Anything that gives pleasure becomes a catalyst for the guilt, until your whole life, every waking moment, revolves around the pain and loss.

And then you give in to the guilt. You have to. There’s no other way. Like an abused spouse you realise it’s right, even as it’s hurting you. You let it destroy your life, your marriage. You let the pain win. Because the pain is right.

And then three years have passed and you realise you’re still no closer to finding the people responsible.

 

It’s always worse in the mornings. When I wake up covered in sweat, the facade built up the day before hanging in bloody tatters, my soul exposed to the harsh reality of life without the daily filters in place.

On bad days, like today, when the nightmares last all night, I just want to make the world burn. For
everyone
to suffer, for everyone to feel exactly what I’m feeling. I’m utterly . . . 
enraged
that other people have normal lives. How dare they? Who the fuck do they think they are? Nothing is normal anymore.
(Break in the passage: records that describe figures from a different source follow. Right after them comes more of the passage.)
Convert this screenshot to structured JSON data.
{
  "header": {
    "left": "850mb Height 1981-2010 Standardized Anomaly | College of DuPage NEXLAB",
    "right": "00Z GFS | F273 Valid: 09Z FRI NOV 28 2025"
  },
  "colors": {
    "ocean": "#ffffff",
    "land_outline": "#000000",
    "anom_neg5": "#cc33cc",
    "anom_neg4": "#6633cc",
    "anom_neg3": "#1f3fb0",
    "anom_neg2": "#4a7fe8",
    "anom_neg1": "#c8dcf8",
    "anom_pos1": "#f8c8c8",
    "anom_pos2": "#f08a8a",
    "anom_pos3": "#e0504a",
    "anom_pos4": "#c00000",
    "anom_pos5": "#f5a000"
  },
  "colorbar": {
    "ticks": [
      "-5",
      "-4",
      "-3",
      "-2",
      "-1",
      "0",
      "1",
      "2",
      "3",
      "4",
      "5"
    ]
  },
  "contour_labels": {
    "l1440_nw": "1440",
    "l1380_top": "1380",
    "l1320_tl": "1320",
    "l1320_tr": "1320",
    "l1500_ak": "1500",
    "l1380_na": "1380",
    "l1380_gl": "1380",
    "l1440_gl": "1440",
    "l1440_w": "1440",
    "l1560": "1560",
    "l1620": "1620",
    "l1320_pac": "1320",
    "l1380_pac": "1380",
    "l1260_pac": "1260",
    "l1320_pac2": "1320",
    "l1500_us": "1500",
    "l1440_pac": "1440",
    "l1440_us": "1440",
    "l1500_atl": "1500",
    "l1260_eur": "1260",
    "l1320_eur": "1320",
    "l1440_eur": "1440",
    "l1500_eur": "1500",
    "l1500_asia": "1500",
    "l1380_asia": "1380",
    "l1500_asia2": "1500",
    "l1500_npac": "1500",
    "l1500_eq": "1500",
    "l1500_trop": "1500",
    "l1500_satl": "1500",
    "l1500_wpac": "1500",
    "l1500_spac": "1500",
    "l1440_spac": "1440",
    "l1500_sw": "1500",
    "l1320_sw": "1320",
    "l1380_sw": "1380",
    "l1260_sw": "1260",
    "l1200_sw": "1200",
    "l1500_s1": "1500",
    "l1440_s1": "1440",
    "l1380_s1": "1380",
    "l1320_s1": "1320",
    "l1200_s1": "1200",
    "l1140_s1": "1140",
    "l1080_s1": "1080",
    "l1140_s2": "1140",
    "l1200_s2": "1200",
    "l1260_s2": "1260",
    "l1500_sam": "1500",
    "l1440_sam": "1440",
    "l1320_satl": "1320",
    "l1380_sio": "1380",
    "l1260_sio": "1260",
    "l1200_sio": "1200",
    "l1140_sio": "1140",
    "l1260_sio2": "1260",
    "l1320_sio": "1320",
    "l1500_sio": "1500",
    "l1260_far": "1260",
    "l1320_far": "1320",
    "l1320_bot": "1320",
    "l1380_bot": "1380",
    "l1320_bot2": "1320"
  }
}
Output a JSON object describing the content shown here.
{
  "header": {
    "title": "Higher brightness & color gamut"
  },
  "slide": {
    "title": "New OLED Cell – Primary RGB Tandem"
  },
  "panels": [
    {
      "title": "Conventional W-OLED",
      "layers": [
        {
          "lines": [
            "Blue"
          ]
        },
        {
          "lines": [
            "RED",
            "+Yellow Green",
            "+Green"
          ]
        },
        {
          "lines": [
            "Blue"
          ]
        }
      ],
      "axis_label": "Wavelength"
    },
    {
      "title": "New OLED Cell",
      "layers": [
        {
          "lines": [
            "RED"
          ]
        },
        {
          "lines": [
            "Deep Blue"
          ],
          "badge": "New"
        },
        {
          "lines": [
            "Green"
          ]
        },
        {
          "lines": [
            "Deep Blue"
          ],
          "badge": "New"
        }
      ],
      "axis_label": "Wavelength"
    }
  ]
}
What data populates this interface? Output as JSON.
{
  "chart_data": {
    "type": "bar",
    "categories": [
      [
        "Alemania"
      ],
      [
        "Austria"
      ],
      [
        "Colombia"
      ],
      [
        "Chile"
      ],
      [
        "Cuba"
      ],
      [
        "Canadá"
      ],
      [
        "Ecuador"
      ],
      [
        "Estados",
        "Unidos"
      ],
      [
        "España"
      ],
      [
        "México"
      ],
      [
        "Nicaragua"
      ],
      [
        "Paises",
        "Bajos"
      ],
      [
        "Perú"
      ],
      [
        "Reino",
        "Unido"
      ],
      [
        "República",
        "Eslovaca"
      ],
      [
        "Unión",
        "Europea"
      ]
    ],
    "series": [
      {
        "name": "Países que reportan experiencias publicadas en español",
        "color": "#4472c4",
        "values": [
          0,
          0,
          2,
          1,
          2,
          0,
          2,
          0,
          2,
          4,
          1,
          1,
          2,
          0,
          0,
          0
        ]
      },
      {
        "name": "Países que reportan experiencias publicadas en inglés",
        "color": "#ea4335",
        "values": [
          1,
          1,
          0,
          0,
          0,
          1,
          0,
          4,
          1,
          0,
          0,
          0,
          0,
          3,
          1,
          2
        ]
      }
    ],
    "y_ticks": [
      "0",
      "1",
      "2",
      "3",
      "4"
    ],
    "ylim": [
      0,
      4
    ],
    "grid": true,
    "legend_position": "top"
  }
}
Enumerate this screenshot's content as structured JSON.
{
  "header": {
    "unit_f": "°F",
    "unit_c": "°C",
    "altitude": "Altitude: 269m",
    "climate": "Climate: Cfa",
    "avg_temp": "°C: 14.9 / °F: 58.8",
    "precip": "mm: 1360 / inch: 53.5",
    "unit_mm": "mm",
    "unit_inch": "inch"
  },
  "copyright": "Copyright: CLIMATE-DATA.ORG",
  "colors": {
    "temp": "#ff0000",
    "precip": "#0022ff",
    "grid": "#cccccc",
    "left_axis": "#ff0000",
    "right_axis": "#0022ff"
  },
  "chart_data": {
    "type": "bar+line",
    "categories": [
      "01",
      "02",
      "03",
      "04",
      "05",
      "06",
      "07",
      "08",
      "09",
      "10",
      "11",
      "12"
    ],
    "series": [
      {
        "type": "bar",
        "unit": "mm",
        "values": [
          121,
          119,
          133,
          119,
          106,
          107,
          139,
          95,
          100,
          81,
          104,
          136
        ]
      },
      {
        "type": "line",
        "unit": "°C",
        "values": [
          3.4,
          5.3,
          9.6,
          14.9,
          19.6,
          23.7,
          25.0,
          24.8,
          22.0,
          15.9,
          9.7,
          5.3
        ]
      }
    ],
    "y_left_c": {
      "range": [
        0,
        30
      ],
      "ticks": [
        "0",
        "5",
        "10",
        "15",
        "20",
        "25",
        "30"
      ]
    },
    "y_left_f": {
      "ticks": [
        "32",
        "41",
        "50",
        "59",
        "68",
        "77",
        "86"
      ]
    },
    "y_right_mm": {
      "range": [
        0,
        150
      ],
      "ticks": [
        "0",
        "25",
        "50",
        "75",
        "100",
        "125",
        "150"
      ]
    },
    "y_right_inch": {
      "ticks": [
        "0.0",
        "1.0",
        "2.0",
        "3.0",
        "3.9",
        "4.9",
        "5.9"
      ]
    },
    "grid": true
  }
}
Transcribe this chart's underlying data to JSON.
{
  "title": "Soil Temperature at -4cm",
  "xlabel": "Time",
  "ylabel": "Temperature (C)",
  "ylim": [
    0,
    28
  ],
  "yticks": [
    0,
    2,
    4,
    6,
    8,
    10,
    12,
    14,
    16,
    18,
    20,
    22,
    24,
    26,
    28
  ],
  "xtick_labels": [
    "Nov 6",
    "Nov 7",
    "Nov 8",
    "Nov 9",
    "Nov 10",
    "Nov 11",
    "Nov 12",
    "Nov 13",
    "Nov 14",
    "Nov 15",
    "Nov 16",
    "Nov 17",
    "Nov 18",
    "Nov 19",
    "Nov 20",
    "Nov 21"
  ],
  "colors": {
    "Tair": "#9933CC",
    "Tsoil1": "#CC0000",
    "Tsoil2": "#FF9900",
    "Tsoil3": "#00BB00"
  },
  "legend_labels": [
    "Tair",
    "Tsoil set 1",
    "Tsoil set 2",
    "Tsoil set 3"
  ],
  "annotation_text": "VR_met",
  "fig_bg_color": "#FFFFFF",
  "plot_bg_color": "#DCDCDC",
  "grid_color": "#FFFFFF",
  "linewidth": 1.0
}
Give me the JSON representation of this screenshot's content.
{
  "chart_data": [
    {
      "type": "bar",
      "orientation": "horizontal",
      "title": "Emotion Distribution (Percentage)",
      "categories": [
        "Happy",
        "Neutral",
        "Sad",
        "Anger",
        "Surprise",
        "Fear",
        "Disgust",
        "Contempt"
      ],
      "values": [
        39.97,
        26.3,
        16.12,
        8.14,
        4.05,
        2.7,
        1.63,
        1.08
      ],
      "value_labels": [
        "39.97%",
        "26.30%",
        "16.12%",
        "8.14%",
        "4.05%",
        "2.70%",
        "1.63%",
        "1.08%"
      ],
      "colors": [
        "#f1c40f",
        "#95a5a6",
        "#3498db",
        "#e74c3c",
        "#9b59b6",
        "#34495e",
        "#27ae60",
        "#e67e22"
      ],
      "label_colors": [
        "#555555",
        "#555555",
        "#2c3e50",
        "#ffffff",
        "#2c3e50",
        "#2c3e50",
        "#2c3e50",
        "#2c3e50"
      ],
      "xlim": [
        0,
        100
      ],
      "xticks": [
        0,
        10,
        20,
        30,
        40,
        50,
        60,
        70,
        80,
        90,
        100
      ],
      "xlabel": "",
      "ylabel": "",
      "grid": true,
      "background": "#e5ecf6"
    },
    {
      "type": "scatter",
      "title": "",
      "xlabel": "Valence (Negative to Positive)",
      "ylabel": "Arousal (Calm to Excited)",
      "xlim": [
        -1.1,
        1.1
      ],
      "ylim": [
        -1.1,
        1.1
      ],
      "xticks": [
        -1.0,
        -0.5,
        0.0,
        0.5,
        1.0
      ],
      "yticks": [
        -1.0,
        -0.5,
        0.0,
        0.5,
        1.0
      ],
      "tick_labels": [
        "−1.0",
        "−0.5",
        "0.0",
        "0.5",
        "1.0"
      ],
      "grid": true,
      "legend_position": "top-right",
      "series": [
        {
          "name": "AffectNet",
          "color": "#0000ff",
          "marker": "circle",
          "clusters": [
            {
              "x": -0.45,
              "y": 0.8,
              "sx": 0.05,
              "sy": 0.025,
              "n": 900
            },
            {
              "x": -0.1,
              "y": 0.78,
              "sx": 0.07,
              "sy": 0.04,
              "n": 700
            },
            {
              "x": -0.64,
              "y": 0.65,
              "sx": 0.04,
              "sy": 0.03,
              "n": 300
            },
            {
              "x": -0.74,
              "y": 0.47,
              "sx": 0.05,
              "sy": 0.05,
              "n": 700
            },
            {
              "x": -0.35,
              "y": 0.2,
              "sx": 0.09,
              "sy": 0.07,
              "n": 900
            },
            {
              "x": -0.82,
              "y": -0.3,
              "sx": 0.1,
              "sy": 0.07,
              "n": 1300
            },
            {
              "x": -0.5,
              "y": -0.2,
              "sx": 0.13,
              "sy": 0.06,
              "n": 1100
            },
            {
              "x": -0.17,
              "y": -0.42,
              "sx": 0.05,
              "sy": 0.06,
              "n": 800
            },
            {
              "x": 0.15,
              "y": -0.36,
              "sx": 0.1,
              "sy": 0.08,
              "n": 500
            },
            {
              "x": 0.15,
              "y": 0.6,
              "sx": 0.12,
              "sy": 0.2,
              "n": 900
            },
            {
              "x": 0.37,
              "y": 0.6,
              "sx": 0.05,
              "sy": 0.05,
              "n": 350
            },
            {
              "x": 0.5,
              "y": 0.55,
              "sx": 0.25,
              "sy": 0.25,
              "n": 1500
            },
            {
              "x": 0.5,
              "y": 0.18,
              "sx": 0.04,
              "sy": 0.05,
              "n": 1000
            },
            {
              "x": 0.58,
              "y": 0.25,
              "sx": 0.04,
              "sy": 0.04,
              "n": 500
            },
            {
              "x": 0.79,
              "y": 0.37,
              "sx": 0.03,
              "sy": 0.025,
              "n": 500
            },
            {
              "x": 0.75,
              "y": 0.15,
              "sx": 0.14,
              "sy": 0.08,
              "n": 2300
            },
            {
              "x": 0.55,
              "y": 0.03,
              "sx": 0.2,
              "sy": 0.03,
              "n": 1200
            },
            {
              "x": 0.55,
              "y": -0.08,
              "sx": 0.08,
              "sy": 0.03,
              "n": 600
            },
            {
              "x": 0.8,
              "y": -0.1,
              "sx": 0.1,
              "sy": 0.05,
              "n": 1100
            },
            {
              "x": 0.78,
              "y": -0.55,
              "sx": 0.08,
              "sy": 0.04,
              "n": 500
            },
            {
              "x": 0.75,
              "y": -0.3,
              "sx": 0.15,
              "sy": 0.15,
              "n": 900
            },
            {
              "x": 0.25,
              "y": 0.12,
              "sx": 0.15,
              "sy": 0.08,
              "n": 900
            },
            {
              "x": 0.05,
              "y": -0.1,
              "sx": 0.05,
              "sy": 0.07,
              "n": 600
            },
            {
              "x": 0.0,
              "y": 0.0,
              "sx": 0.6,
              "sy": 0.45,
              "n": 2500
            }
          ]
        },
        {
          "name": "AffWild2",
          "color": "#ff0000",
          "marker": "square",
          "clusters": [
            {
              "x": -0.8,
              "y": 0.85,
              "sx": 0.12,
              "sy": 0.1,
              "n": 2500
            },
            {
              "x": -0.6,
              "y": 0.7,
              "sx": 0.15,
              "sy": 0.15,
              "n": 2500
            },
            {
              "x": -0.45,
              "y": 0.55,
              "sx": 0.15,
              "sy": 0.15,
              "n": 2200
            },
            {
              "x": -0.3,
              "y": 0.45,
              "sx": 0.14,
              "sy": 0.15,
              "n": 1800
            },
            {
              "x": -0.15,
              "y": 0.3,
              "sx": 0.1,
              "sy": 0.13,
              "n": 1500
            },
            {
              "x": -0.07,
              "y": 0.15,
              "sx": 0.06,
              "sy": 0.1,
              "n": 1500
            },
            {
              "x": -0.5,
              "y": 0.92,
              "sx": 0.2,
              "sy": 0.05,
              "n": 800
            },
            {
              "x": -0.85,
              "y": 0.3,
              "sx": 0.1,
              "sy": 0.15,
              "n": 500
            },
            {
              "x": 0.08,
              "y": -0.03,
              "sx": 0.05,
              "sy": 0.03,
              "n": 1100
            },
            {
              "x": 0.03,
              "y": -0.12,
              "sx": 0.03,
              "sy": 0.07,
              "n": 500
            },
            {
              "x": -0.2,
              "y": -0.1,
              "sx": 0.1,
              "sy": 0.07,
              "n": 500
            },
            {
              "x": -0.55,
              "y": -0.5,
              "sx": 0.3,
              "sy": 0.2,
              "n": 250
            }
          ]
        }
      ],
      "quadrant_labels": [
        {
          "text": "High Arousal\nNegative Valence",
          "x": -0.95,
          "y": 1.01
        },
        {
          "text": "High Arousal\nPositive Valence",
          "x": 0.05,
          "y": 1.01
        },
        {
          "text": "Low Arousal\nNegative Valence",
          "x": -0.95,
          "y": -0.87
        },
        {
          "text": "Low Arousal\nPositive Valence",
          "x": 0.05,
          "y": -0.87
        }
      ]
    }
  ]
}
Everyone should know that. The whole world should know that.

Other times, when I’m not so angry, when the dreams fade into dull grey images that hover just out of reach, I want to warn everyone that the world is bad. That the world is a horrible place and they need to take their kids and hug them and never let them go. To play with them. Read to them. To take those moments and hold them tight. To remember them now, because the bad days are coming, and these little moments will be all you have left. You have to stack them up inside your soul. They’re what keep you alive when nothing else seems worth it.

And you have to fight for them. Because your mind will forget, it will just let them drift away like ash from a fire.

And other times, when I wake up remembering Cally from before that night in the mountains, when the memories aren’t of blood and horror, but of us playing with her Star Wars toys, or us goofing around in the pool, I want to protect everyone. I want to go out and catch every bad guy alive, round them up and drop them into the ocean. I want to show the world that there’s still someone out there who wants to help. That no matter how it looks, not everyone is corrupt.

Those days are few and far between.

I crawl out of bed and into a scalding shower, trying to burn away the dreams. I only partially succeed. I blink, realising the water has turned freezing cold while the images from the nightmares play over and over in my head.

I get dressed and retrieve my mobile phone from beneath a snoring and snorting dog. I take it out the zip lock bag and check it. There are five missed calls from Armitage, all from last night. No text messages or voicemail, though.

I’m about to call her back when there’s a knock at the door.

I open it to find Anders from OCRU and a young woman waiting for me.

The woman is wearing the pale blue shirt/dark blue pants of the police. Anders is in a neat suit, cheap, looks like he bought it from Woolworths.